Subject that causes you to rant? Insensitive people
Biggest 21st-century thrill? Graduating from Bluefield College at age 48 and understanding computers
Biggest 21st-century creep out? Increased violence with more brutal and severe crime scenes. It's especially difficult when the victim is a child.
What do you drive? 2002 Ford F-150 pickup with camping and fishing accessories
In your car CD player right now: Nothing. I listen to a police radio all day, and I enjoy my quiet time.
Next journey? My son is getting married next month on the beach at Nags Head.

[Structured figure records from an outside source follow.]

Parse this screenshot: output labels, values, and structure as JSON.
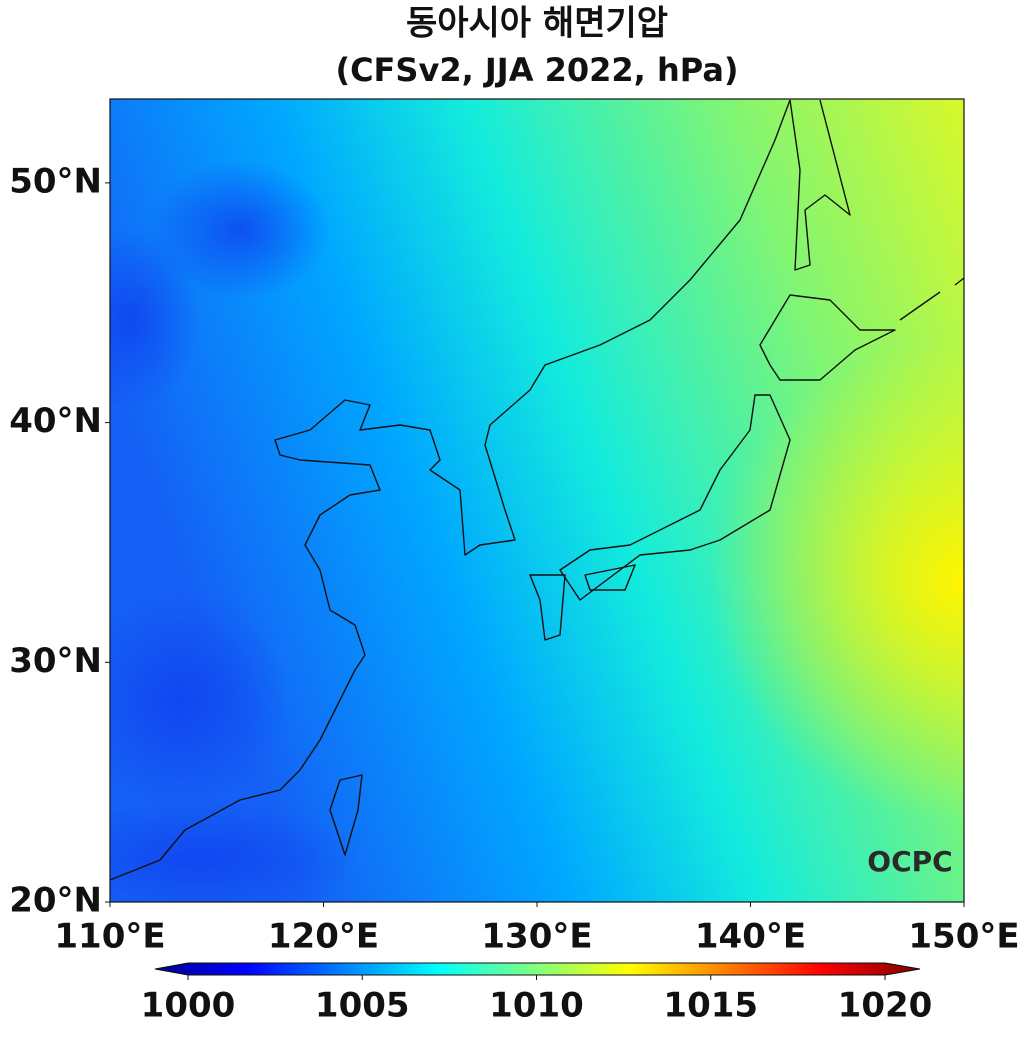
{
  "title": "동아시아 해면기압",
  "subtitle": "(CFSv2, JJA 2022, hPa)",
  "map": {
    "lon_lim": [
      110,
      150
    ],
    "lat_lim": [
      20,
      53.5
    ],
    "lon_ticks": [
      {
        "value": 110,
        "label": "110°E"
      },
      {
        "value": 120,
        "label": "120°E"
      },
      {
        "value": 130,
        "label": "130°E"
      },
      {
        "value": 140,
        "label": "140°E"
      },
      {
        "value": 150,
        "label": "150°E"
      }
    ],
    "lat_ticks": [
      {
        "value": 20,
        "label": "20°N"
      },
      {
        "value": 30,
        "label": "30°N"
      },
      {
        "value": 40,
        "label": "40°N"
      },
      {
        "value": 50,
        "label": "50°N"
      }
    ]
  },
  "colorbar": {
    "lim": [
      1000,
      1020
    ],
    "ticks": [
      1000,
      1005,
      1010,
      1015,
      1020
    ]
  },
  "logo": "OCPC"
}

Most trouble you've ever gotten in? Skipping school (in the second grade)
Regret: No regrets, except getting caught by the truant officer in the second grade
Favorite comfort food: Steak and baked potato
Always in your refrigerator: Peanut butter and jelly
Must-see TV: Weather Channel during hurricane season
Favorite cartoon: I read several each day; Dilbert and Shoe are probably my favorites.
Describe a perfect day. Spending time in the woods or on the river with friends; no phones, no radios, and no contact with the real world.
Walter Mitty fantasy: Owning two vacation homes– one at the beach and one in the mountains for a quick getaway with a choice of hunting or fishing.
Who'd play you in the movie? Burt Reynolds. When I was younger and had a mustache, I would get teased and told I looked like Burt Reynolds. I didn't think so at the time since I have red hair.
Most embarrassing moment? Most recently, I fell down a hill while chasing a criminal.
Best advice you ever got? Always treat everyone the way you want to be treated.
Favorite bumper sticker? Claytor for Sheriff.